Have I mentioned how much I love social media? Probably not, since it actually scares the bejeezus outta me. BUT without the magic of Facebookery, I may never have discovered the Chubby Bunny Marshmallow Company all the way over in New York (though given my hobby of choice and my unnatural love of marshmallows, I may have stumbled face first into them at some point). However, it’s unlikely I would have figured out that the company is owned by someone with whom I spent several evenings in 1993 TPing houses (my belated apologies to Jeff Stoll’s dad, but that teen morale booster totally helped us win State Champs). The interwebs make the world so. freakin. small. And Kelly makes marshmallows so. freakin. well.
Approximately 37 seconds after her inaugural post announcing the launch of Chubby Bunny, I was blowing up her sh*t and trying to figure out what I could create with the flavored confections. I ordered the mocha flavor and lemon (she graciously threw in samples of peppermint, s’mores and bananas foster. I created nothing but excessive work for my metabolism with those). It took some imagination to decide on a plan for the lemon mallows, but the plan from the get-go for the mocha ones involved brownies. Fudgy, dark, frosted brownies.
I’m not sure what was most telling about the success of this creation – the co-worker who took a bite and said: “It tastes like…like, love”, another co-worker who had given up sweets for Lent but ate one anyway, or the fact that B ate one and didn’t make a face. Either way, I count them as a win. A win tainted by causing a co-worker to forsake eternal life in heaven for a baked good (I may not really understand Lent…that probably won’t happen).
I’ll take credit for the idea, but not for the recipes. I followed the brownie recipe (and loosely, the frosting recipe, though I added more coffee) here. I baked the brownies until they were almost done (toothpick didn’t come out clean, but there was no jiggle to the batter), covered them with the sliced bits of pillowy heaven thusly…
…and baked until heaven melted – about 2-3 minutes. It’s difficult to test the brownie doneness at this point, the mallows are too gooey to test with a toothpick, but it looked like this:
Let this cool completely and frost with the mocha buttercream. They’ll be gooey, but not undercooked gooey. Just really rich and tasty gooey. I recommend limiting single seating consumption to
6 2 brownies. Between the coffee and the sugar, I can’t be responsible for your actions beyond the recommended dosage. If you run naked through the town square with a herd of confused goats, don’t come running to me (at least not without putting clothes on first), I cannot help you.

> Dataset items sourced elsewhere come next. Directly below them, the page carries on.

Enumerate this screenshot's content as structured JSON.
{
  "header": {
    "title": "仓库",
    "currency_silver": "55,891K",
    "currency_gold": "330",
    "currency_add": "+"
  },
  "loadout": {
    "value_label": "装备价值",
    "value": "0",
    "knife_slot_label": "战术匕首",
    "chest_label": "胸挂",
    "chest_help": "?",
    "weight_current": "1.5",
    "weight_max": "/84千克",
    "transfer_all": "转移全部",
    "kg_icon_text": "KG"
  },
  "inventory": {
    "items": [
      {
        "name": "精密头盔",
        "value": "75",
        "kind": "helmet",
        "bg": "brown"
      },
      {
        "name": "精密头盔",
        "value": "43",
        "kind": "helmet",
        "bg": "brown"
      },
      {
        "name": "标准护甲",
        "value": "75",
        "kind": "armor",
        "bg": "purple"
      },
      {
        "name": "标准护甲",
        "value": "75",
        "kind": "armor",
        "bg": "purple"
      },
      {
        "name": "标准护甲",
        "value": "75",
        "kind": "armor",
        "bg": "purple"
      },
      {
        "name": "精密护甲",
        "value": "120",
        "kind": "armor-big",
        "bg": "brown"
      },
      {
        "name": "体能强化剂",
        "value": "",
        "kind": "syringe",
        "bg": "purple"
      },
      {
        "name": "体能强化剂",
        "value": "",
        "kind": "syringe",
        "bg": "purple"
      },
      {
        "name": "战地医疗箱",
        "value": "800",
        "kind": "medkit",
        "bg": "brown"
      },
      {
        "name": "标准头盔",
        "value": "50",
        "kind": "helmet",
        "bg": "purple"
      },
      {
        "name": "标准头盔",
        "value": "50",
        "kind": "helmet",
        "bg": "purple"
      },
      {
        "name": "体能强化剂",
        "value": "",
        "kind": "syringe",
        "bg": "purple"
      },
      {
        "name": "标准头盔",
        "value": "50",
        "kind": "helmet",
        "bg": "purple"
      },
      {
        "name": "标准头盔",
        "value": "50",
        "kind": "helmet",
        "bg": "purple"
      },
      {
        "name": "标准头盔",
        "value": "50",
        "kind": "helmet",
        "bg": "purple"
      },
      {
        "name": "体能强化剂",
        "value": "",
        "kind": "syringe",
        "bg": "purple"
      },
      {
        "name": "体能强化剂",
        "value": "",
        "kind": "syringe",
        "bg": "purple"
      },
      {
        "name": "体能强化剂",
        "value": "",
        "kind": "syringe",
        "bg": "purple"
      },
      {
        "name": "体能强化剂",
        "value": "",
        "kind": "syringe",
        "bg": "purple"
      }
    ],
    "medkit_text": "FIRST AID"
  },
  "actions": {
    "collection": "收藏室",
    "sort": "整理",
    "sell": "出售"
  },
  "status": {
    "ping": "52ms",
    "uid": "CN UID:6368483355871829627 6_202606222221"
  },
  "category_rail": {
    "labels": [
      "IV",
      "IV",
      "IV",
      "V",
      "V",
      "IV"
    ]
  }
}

You could probably make these with normal marshmallows, but you will be sorely disappointed. Go to Chubby Bunny. Order these (and other stuff) and enjoy them – in baked goods, cocoa or directly out of the bag.
**disclaimer: yes, I know the owner of this company. While I haven’t seen her since high school, she was awesome then. She is even awesomer now because she is 1. still her, and 2. started a marshmallow company. I have
threatened offered to move in with her to eat everything help get things off the ground. But I am not pushing Chubby Bunny on you because of all of that. I’m pushing Chubby Bunny because they have an impressive, quality product, I like supporting small businesses as a general rule, and anyone who has the cojones to start their own small business doing something they love is aces in my book.